TRAVEL: Lots to do in Watamu

View of Watamu marine Park from Kobe. PHOTO| JANE SPILSBURY

What you need to know:

  • Besides the turtles, there are lots of things to do in Watamu. “A tourist will be happy to stay at the hotel. A traveller will want to see everything,” remarks Guido Bertoni of Kobe Resort.

  • A veteran hotelier, he’s passionate about Watamu and everything it has to show. “A traveller will go to Arabuko-Sokoke Forest, Mida Creek, Gede Ruins and the ocean… it’s a culture.”

  • “Kobe is built with a lot of passion,” continues Bertoni. The use of grey is based on an ancient colour technique introduced by the Arabs called neru.

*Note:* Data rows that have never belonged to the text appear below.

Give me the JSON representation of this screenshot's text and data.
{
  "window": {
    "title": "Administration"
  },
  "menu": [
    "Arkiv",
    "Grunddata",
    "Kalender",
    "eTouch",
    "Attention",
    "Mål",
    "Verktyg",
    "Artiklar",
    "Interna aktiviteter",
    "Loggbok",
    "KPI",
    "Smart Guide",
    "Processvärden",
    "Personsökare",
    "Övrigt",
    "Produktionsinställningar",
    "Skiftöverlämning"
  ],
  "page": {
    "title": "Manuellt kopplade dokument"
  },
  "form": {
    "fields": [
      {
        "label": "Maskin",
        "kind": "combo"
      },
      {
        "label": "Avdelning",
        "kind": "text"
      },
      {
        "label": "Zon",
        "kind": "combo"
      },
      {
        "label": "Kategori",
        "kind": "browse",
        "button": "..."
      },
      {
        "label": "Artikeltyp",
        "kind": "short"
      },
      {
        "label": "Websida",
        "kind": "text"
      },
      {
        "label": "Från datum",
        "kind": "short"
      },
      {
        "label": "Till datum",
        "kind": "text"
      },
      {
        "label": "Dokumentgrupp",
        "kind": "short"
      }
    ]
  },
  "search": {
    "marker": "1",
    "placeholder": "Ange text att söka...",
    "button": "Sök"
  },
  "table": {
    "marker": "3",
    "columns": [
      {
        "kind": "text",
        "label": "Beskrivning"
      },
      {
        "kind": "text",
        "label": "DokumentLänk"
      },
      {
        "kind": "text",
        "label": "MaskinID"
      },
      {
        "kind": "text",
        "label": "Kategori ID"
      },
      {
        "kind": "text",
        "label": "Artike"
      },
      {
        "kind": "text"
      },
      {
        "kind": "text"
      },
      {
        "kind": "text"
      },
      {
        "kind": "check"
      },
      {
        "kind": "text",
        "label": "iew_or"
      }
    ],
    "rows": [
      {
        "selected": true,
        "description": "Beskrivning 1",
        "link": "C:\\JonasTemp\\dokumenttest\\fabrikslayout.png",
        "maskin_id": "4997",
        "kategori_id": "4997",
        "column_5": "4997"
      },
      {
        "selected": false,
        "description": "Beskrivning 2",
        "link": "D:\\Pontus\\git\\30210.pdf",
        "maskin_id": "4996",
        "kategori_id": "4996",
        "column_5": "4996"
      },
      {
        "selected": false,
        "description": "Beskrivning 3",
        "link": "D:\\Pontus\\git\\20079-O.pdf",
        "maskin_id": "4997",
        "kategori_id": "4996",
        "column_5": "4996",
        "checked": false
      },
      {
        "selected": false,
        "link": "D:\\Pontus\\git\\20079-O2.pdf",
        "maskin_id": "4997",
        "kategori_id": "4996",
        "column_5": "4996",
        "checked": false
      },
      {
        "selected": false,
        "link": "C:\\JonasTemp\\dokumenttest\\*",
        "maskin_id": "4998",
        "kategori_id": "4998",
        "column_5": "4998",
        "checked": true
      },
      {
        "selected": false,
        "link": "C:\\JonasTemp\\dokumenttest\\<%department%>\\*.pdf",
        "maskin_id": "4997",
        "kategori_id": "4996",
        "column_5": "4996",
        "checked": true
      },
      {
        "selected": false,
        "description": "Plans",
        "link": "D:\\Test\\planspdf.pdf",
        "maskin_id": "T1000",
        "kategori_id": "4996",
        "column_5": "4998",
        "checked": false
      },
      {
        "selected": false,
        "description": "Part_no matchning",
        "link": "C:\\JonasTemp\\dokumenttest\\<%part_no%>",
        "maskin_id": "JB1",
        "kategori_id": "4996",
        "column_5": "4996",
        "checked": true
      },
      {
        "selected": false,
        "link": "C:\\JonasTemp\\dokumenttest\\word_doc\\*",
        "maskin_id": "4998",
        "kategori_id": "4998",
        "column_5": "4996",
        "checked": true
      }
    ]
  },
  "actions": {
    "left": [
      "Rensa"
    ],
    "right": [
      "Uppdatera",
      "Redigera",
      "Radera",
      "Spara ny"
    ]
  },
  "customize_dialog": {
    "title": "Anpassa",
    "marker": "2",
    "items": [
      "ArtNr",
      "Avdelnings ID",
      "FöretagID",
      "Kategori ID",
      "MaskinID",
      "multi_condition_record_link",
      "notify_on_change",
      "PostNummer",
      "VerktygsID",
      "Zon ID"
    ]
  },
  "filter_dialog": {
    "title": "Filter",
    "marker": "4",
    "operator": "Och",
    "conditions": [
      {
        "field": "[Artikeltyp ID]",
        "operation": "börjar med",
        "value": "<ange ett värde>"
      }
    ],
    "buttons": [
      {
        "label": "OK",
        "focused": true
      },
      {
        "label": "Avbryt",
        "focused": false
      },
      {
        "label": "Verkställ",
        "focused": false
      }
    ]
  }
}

It’s a natural die using spices.

Perched on the beach by the extraordinary Mida Creek facing the iconic Whale Rock where a few thousand Roseate terns have returned after an absence of five years, my eyes are fixated on the ocean.

I am at the Kobe Suite Resort, trying to scan the menu, set in recycled cement cover, to choose a meal for lunch.

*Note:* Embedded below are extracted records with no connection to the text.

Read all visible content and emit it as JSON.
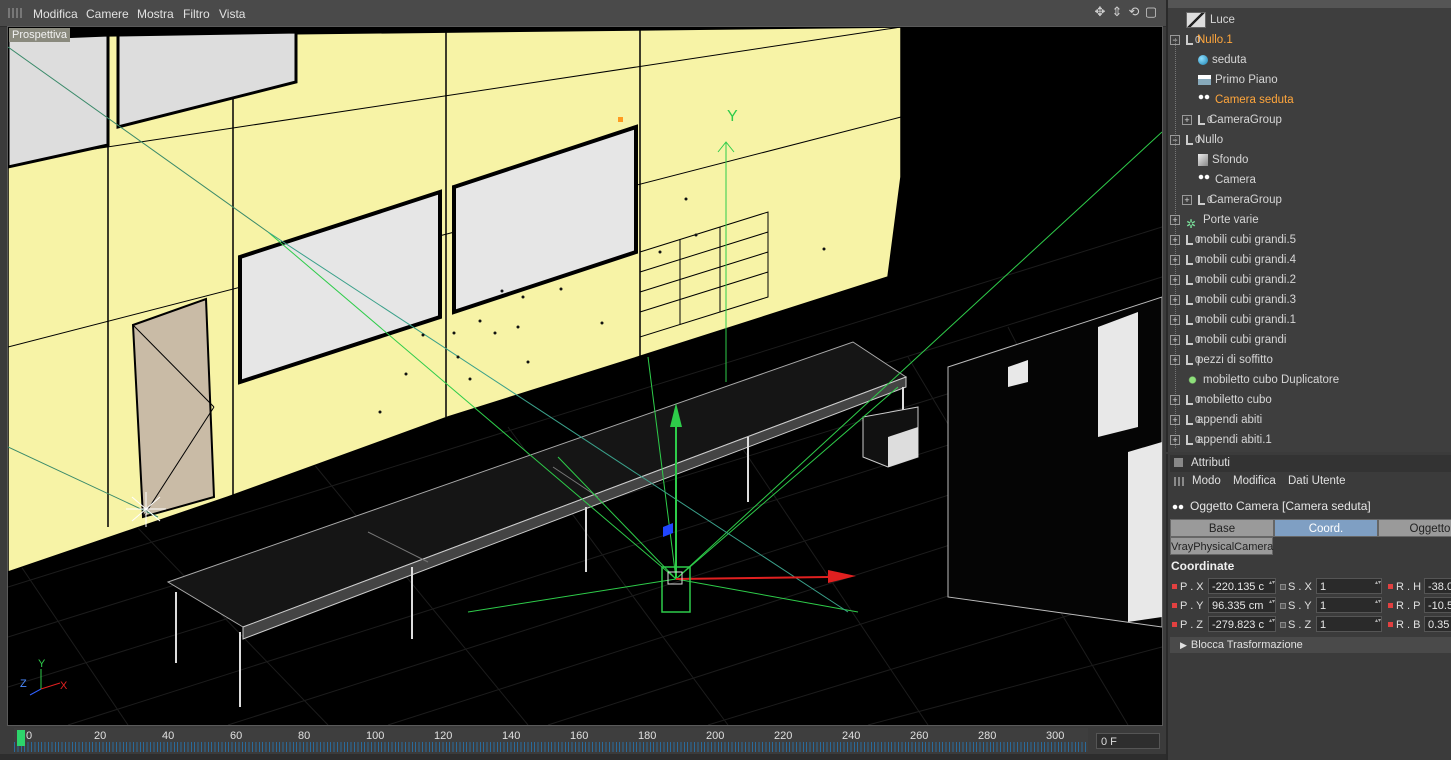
{
  "viewport_menu": [
    "Modifica",
    "Camere",
    "Mostra",
    "Filtro",
    "Vista"
  ],
  "viewport_label": "Prospettiva",
  "axis_labels": {
    "y_gizmo": "Y",
    "corner_y": "Y",
    "corner_z": "Z",
    "corner_x": "X"
  },
  "timeline": {
    "ticks": [
      "0",
      "20",
      "40",
      "60",
      "80",
      "100",
      "120",
      "140",
      "160",
      "180",
      "200",
      "220",
      "240",
      "260",
      "280",
      "300"
    ],
    "current_frame": "0 F"
  },
  "object_tree": [
    {
      "label": "Luce",
      "icon": "light-icon",
      "depth": 0,
      "expand": "",
      "highlight": false
    },
    {
      "label": "Nullo.1",
      "icon": "null-icon",
      "depth": 0,
      "expand": "−",
      "highlight": true
    },
    {
      "label": "seduta",
      "icon": "sphere-icon",
      "depth": 1,
      "expand": "",
      "highlight": false
    },
    {
      "label": "Primo Piano",
      "icon": "floor-icon",
      "depth": 1,
      "expand": "",
      "highlight": false
    },
    {
      "label": "Camera seduta",
      "icon": "camera-icon",
      "depth": 1,
      "expand": "",
      "highlight": true
    },
    {
      "label": "CameraGroup",
      "icon": "null-icon",
      "depth": 1,
      "expand": "+",
      "highlight": false
    },
    {
      "label": "Nullo",
      "icon": "null-icon",
      "depth": 0,
      "expand": "−",
      "highlight": false
    },
    {
      "label": "Sfondo",
      "icon": "background-icon",
      "depth": 1,
      "expand": "",
      "highlight": false
    },
    {
      "label": "Camera",
      "icon": "camera-icon",
      "depth": 1,
      "expand": "",
      "highlight": false
    },
    {
      "label": "CameraGroup",
      "icon": "null-icon",
      "depth": 1,
      "expand": "+",
      "highlight": false
    },
    {
      "label": "Porte varie",
      "icon": "doors-icon",
      "depth": 0,
      "expand": "+",
      "highlight": false
    },
    {
      "label": "mobili cubi grandi.5",
      "icon": "null-icon",
      "depth": 0,
      "expand": "+",
      "highlight": false
    },
    {
      "label": "mobili cubi grandi.4",
      "icon": "null-icon",
      "depth": 0,
      "expand": "+",
      "highlight": false
    },
    {
      "label": "mobili cubi grandi.2",
      "icon": "null-icon",
      "depth": 0,
      "expand": "+",
      "highlight": false
    },
    {
      "label": "mobili cubi grandi.3",
      "icon": "null-icon",
      "depth": 0,
      "expand": "+",
      "highlight": false
    },
    {
      "label": "mobili cubi grandi.1",
      "icon": "null-icon",
      "depth": 0,
      "expand": "+",
      "highlight": false
    },
    {
      "label": "mobili cubi grandi",
      "icon": "null-icon",
      "depth": 0,
      "expand": "+",
      "highlight": false
    },
    {
      "label": "pezzi di soffitto",
      "icon": "null-icon",
      "depth": 0,
      "expand": "+",
      "highlight": false
    },
    {
      "label": "mobiletto cubo Duplicatore",
      "icon": "duplicator-icon",
      "depth": 0,
      "expand": "",
      "highlight": false
    },
    {
      "label": "mobiletto cubo",
      "icon": "null-icon",
      "depth": 0,
      "expand": "+",
      "highlight": false
    },
    {
      "label": "appendi abiti",
      "icon": "null-icon",
      "depth": 0,
      "expand": "+",
      "highlight": false
    },
    {
      "label": "appendi abiti.1",
      "icon": "null-icon",
      "depth": 0,
      "expand": "+",
      "highlight": false
    }
  ],
  "attributes": {
    "title": "Attributi",
    "menu": [
      "Modo",
      "Modifica",
      "Dati Utente"
    ],
    "object_name": "Oggetto Camera [Camera seduta]",
    "tabs": [
      "Base",
      "Coord.",
      "Oggetto"
    ],
    "active_tab": "Coord.",
    "tab_vray": "VrayPhysicalCamera",
    "section": "Coordinate",
    "position": {
      "x_label": "P . X",
      "x": "-220.135 c",
      "y_label": "P . Y",
      "y": "96.335 cm",
      "z_label": "P . Z",
      "z": "-279.823 c"
    },
    "scale": {
      "x_label": "S . X",
      "x": "1",
      "y_label": "S . Y",
      "y": "1",
      "z_label": "S . Z",
      "z": "1"
    },
    "rotation": {
      "h_label": "R . H",
      "h": "-38.0",
      "p_label": "R . P",
      "p": "-10.5",
      "b_label": "R . B",
      "b": "0.35"
    },
    "lock_transform": "Blocca Trasformazione"
  },
  "colors": {
    "wall": "#f7f3a6",
    "highlight_orange": "#ffa63c",
    "active_tab": "#7f9fc3",
    "gizmo_green": "#2ecc4a",
    "gizmo_red": "#e02020"
  }
}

But my eyes constantly wander to the ocean where the Roseate terns ride the waves using their energy to soar higher – white wings on the blue planet.

From June onwards, thousands will begin (hopefully) to nest on Whale Island while others will fly south to Kisite Island or north to Kiunga and Tenewe Islands around Lamu.

Where the terns fly in from to nest and where they fly once the chicks are ready to fledge is a mystery, according to the team of researchers from A Rocha Kenya that’s monitoring them and other sea life around Watamu.

Kobe is named after the turtles that swim the warm waters of the Indian Ocean, and where the females come to lay their eggs on the high point of the beach.

One in a thousand turtles will make it to adult-hood, their lives so fraught with danger. Little hatchlings that do make it past the beach spend time in the mangrove creeks of Mida Creek till they are older to tackle the big ocean.

Besides the turtles, there are lots of things to do in Watamu. “A tourist will be happy to stay at the hotel. A traveller will want to see everything,” remarks Guido Bertoni of Kobe Resort.

A veteran hotelier, he’s passionate about Watamu and everything it has to show. “A traveller will go to Arabuko-Sokoke Forest, Mida Creek, Gede Ruins and the ocean… it’s a culture.”

“Kobe is built with a lot of passion,” continues Bertoni. The use of grey is based on an ancient colour technique introduced by the Arabs called neru. It’s a natural die using spices.

It’s then mixed with white cement and neru (black powder). “All the building material is local – the coral block floors, the base of the beds in cement – it’s the aesthetics of matching the culture and location. Only the sliding doors and fittings are not local.”   

It’s the beginning of the Kusi monsoon – the winds and the waves are beginning to turn rough. In centuries past, it was what brought the ancient mariners from Asia, Arabia and eventually the Europeans to the East African coast.

“Garoda is a Portuguese word,” Bertoni says. “It means the curves of a beautiful woman. After months at sea, when the sailors saw the stretch of this beautiful beach, it reminded them of that.”

It’s little wonder than that CNN voted Watamu’s beach as the second most beautiful in the world.